My take was that crowdsourcing actively involves the crowd, for example by asking for inputs for specific questions or problems, or by letting the crowd solve a problem.

On the other hand, there is (normally) only one party involved when it comes to analytics/Big Data, even if this party is leverage data across many customers and data sources.

 

Please let me know how you distinct the two.

 

Thank you and I look forward to hearing from you.

 

Thomas


tman9999@...
 

The example you cited above sounds to me like an example of data analytics, which can involve looking across the data sets that result from the activity of various and disparate customers or others. Crowdsourcing on the other hand involves tapping into the so-called wisdom of the crowd. Here you are actively soliciting input from a widely dispersed group of individuals by posing a question or situation in such a way that they feel inclined to respond. Their collective response will likely warrant further analysis, although probably not data analytics per se. The resulting synthesys or summary of their input becomes the basis for a crowd sourced solution or answer.


Stan Garfield
 

Thomas, I agree with your view.  Here is the definition I have used: Crowdsourcing: the practice of obtaining needed services, ideas, or content by soliciting contributions from a large group of people and especially from the online community rather than from traditional employees or suppliers




Karla Phlypo
 

Hi Tom,
I don't disagree with you it can also be used to collect so-called collective wisdom but the actual original purpose was to leverage said crowds to perform tasks, provide input to for marketing purposes for cash and prizes.  The word has broad usage.  Chaordix did exactly that and perhaps I did express that clearly enough but they did have crowds of people that were individuals with a common perspective or experience that shared their knowledge and wisdom.  But that is only one form.  Thank you for the comment.  I hope this helps to clarify.


Karla Phlypo
 

Hi Thomas,
Very interesting question.  I feel that its too easy to lump everything into crowdsourcing.  I am trying to be a bit more pure in the definition.   You can have challenges,  which ask a crowd of unrelated folks to give there ideas, solutions to a problem. 
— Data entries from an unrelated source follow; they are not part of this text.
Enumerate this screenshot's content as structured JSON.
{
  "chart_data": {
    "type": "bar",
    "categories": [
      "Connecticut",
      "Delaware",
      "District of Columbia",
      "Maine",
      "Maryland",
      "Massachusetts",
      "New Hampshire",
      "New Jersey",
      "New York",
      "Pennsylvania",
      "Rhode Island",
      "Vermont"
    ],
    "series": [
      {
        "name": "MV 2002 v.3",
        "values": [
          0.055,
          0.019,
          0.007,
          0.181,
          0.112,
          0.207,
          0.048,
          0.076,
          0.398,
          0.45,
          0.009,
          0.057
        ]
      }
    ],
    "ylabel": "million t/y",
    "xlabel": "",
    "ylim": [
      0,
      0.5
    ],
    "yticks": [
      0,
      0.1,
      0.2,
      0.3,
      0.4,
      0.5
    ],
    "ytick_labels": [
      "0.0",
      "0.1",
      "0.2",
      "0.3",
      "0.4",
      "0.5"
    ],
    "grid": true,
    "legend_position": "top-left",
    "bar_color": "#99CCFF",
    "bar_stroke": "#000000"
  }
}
Then you have organizations that want to understand something about let say, their frequent flyer and they solicit them to participate in improving a service.  This is a forum that over the time of the project begins to develop a community. 

Crowdsourcing involves the recruitment or invitation of individuals that have interest in the subject to share what they know or have experienced.   For market research it is targeted.  For civic questions "like crowdsourcing a new bus stand design" it is open to all with the interest. 

To me Big data is not crowdsourcing, while it may be the means by which more is understood about the crowd that was used to participate, in one of the aforementioned functions.  To me it is data analysis of a crowd sourced data.  Not sure if that helps?

Karla


Karla Phlypo
 

Hi Stan,
I dont disagree it is a form of crowdsourcing (Chaordix uses this definition too).  As I stated above it is easy to lump everything under crowdsourcing like with KM.  I added open communities because the are organized and come together for longer periods of time. Whereas in crowdsourcing the interactions is generally short and most do not get to know one another over an extended period of time.  This was fun!  Thanks again for having me present.